I know a guy who says he buys homes for cash, rents out the home for 6 months, seller finances the home to the renter then sells the note. when I asked for an example he said you buy can buy for 50K with 750 rent already rented, seller finance 5k down, 10 year at 6% would cost the renter around the same as their current rent but now they own it. then sell the note worth 75K for 65K. is this possible? do people actually do this? do people actually buy those kinds of notes?
It's not a bad plan, but I wouldn't be the note buyer for $65k on a property just purchased for $40k just because the seller says it's worth $75k. As a lender, my valuation of a home, in the first year of ownership, is the purchase price plus rehab costs at best. It's not that the purchase, repair and rent situation wouldn't work, it's that you (or anyone) should not buy the note for so much more than the home was originally purchased for. Make sense? The notes I create and sell are between 50-65% LTV - NOT 150% LTV
That is not uncommon, but @Jasmine C. make sure that the person doing the seller carryback is compliant with Dodd Frank regs. Many time the seller will use a land contract/contract for deed which is not a true mortgage and can be subject to liability depending on who wrote the contract and in which state it is executed.

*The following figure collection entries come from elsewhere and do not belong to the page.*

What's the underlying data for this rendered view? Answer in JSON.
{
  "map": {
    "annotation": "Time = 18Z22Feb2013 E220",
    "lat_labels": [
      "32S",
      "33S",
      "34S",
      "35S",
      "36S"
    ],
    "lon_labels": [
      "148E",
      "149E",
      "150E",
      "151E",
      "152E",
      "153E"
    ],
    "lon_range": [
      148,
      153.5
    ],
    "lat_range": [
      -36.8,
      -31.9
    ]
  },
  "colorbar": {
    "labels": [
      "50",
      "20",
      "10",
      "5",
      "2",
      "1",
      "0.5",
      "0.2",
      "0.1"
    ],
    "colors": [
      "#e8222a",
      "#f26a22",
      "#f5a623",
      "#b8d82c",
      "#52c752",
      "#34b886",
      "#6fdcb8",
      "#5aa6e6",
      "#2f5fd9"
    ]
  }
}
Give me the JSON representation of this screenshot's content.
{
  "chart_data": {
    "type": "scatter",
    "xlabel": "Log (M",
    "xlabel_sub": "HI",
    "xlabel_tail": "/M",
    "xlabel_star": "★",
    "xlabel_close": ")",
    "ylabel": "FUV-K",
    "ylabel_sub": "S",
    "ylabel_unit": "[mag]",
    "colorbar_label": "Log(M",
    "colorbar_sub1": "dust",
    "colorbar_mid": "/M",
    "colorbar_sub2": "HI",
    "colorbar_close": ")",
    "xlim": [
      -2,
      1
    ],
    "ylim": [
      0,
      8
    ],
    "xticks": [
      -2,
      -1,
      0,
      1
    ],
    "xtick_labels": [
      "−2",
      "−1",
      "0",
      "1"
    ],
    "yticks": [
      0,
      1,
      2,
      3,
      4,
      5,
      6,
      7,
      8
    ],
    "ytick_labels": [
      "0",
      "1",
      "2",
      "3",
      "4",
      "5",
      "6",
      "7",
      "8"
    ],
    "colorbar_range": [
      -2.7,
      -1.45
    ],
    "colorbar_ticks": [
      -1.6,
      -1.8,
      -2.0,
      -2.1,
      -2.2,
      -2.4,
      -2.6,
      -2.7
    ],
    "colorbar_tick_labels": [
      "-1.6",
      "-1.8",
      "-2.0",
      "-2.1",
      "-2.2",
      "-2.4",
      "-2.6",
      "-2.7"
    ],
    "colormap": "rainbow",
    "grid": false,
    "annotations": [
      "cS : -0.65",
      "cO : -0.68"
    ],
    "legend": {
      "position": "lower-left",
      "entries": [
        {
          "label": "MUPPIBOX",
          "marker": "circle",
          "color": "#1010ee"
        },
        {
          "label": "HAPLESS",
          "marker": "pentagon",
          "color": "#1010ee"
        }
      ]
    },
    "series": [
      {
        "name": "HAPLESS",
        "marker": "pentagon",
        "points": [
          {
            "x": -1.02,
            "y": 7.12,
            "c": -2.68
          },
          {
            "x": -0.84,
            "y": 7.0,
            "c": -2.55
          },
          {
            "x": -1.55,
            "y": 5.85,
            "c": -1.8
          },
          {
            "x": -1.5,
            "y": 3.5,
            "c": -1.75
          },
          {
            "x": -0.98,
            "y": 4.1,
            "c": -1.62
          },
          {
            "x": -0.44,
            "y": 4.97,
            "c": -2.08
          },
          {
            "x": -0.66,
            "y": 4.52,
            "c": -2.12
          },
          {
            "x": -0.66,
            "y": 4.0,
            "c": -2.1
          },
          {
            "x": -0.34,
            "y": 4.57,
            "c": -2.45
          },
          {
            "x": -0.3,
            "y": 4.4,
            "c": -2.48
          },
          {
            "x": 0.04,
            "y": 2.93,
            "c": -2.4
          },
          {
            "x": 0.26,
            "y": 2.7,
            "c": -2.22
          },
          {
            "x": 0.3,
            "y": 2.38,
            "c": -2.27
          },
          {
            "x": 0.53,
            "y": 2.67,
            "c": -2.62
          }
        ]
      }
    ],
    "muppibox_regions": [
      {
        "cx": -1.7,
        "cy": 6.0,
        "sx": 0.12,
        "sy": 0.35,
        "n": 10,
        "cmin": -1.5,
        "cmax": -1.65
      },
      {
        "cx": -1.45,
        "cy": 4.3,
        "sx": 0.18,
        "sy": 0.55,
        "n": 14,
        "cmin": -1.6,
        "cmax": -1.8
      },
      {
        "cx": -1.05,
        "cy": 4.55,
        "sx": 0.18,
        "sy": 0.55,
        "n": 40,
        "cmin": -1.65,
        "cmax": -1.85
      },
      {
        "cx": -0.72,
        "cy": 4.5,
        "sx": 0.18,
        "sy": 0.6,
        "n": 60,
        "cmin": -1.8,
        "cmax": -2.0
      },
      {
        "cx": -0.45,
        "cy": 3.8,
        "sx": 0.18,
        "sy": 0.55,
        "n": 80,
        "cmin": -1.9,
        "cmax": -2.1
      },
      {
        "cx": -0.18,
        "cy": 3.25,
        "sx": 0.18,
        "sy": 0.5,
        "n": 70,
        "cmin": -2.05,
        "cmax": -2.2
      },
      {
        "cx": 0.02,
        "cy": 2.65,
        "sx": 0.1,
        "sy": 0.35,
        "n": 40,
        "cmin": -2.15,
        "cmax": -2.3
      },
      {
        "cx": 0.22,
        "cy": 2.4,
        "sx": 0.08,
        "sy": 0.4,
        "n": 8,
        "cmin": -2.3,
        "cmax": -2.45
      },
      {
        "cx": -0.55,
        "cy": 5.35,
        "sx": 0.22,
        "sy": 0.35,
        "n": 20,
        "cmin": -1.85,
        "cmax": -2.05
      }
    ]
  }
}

@Darren Eady I was wondering if people actually bought notes over the property price and if they did why would they do that. I personally wouldn't do it so I didn't understand if it would actually sell. so if he sold the note it would have had to performed for a year to be valued at market price?
@Bob Malecki who do you go to create these notes?
A seller who is doing a carryback would use a mortgage loan originator who can qualify the borrower and process the loan documents. For a CFD, they might have an attorney draw up the mortgage and loan docs.